Scaevola hookeri, commonly known as the creeping fan-flower or alpine fan-flower, is a species of flowering plant in the family Goodeniaceae. It has white or blue flowers with a yellow throat and grows in eastern Australia.

==Description==
Scaevola hookeri is a prostrate, perennial herb with stems up to 30 cm long that root at the nodes and long, rough, upright to soft, thin, weak hairs. The leaves are 1-5 cm long, and 2 to 15 mm wide, oval to oblong, both surfaces with occasional flattened, soft, short hairs, margins flat, smooth or toothed on a short stalk. The flowers are borne singly in leaf axils, white or blue with a yellowish throat on a peduncle 1-8 mm long, bracteoles oblong to elliptic shaped and 4-6 mm long. The corolla is rough on the outside, with occasional soft, weak hairs on the inside and petals up to 1 mm wide.
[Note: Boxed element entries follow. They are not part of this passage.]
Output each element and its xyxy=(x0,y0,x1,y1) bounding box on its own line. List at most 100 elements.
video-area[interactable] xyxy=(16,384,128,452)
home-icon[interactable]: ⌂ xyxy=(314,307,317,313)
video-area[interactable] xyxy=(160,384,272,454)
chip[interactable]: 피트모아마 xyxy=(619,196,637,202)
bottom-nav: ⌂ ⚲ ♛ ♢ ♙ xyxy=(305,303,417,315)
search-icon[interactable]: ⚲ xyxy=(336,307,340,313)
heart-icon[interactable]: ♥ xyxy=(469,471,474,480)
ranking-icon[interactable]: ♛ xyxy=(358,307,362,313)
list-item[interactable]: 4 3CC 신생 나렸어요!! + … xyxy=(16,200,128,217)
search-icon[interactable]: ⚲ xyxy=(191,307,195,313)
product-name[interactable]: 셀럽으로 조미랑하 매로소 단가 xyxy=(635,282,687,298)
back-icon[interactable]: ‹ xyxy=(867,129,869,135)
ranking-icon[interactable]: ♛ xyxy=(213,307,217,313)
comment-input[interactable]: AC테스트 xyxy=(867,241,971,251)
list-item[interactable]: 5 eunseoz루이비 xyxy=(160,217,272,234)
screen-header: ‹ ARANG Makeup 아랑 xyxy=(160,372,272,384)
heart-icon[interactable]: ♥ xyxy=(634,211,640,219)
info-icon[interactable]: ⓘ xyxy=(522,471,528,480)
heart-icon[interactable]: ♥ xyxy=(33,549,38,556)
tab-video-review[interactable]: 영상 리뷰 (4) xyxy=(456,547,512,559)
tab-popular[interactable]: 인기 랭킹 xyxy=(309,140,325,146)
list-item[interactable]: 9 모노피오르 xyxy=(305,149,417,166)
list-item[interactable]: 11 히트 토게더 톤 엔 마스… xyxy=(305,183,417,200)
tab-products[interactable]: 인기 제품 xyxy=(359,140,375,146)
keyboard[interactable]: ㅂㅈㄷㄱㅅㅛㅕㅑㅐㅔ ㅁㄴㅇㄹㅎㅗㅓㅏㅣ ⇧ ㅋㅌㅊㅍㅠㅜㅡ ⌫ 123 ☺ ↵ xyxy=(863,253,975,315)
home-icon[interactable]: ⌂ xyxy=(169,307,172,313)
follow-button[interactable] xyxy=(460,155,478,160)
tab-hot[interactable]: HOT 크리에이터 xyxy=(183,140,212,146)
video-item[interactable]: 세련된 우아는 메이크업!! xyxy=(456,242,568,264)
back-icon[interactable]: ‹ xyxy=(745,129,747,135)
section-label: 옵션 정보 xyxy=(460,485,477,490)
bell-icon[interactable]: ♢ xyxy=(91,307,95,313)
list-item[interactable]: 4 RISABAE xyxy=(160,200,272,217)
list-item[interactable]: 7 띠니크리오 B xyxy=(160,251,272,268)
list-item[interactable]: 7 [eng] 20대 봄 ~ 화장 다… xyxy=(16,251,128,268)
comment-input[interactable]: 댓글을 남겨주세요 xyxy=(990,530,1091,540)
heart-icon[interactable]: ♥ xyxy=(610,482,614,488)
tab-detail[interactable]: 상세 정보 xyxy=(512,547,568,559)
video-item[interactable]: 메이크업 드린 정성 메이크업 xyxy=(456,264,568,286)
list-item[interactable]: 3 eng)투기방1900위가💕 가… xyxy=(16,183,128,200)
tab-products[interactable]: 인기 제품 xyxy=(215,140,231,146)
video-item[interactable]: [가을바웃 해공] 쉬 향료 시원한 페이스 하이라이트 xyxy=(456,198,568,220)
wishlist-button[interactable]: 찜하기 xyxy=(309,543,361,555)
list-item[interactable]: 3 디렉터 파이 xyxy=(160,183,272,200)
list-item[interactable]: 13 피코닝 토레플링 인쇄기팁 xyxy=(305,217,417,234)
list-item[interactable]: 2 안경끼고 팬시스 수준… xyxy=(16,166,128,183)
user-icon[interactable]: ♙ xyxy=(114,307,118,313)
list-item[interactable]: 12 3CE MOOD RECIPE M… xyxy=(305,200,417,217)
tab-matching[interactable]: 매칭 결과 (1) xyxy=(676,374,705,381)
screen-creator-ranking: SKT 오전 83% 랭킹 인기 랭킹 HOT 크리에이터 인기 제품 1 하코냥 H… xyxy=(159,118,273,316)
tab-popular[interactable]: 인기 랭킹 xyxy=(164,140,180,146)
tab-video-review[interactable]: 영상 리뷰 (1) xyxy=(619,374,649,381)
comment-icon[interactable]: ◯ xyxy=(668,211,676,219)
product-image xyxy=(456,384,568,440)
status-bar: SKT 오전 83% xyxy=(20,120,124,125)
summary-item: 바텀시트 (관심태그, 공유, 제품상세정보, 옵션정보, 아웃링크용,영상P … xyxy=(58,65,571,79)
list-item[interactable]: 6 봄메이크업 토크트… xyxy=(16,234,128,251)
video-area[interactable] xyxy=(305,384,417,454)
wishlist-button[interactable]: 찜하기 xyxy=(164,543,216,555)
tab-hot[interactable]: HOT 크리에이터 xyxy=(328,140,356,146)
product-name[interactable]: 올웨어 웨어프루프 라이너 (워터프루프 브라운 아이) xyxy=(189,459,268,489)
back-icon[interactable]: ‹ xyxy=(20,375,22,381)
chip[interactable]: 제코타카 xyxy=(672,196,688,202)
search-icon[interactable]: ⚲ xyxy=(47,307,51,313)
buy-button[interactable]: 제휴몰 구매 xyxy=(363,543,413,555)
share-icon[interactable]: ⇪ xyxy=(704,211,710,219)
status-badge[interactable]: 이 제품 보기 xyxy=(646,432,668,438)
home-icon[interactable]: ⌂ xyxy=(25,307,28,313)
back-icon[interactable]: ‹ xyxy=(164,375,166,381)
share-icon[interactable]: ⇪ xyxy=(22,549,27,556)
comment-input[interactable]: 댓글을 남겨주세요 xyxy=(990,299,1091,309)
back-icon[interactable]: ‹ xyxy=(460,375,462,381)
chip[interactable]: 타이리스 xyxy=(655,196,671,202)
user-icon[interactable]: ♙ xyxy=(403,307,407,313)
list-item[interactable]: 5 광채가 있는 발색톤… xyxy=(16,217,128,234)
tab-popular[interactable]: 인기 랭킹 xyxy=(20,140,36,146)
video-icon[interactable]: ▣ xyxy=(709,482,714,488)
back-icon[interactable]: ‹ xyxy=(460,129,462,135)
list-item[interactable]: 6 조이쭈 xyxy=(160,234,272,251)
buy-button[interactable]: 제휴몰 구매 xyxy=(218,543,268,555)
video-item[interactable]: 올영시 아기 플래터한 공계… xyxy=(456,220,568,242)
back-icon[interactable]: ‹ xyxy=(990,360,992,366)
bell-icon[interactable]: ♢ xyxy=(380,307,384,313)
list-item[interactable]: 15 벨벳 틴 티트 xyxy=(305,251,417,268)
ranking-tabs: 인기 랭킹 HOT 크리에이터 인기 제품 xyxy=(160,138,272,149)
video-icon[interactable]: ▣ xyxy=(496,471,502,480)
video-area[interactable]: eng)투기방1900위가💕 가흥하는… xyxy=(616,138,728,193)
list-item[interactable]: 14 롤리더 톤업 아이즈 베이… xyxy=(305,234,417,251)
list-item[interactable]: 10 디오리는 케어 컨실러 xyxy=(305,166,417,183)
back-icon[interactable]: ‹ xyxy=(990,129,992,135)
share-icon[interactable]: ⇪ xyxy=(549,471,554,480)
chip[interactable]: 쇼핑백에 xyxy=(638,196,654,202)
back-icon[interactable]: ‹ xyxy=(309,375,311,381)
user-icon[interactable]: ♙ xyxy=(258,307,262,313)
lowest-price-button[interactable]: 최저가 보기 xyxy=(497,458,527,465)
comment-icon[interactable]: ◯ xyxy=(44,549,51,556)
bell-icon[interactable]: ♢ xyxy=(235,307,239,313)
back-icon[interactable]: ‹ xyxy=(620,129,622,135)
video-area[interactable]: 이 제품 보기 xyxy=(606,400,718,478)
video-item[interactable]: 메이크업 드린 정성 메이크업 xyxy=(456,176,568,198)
Flowering occurs usually from November to March and the egg-shaped fruit is about 3 mm long, wrinkled with short, soft, upright hairs.

==Taxonomy and naming==
Scaevola hookeri was first formally described in 1851 by W.H. de Vriese and the description was published in Nederlandsch Kruidkundig Archief and given the name Merkusia hookeri. The species was transferred to the genus Scaevola in 1856. The specific epithet (hookeri) is named in honour of Joseph Dalton Hooker.

==Distribution and habitat==
Creeping fan-flower grows in grassland and woodland in high altitude areas in Victoria, New South Wales, Tasmania, and also South Australia where it is listed as "endangered".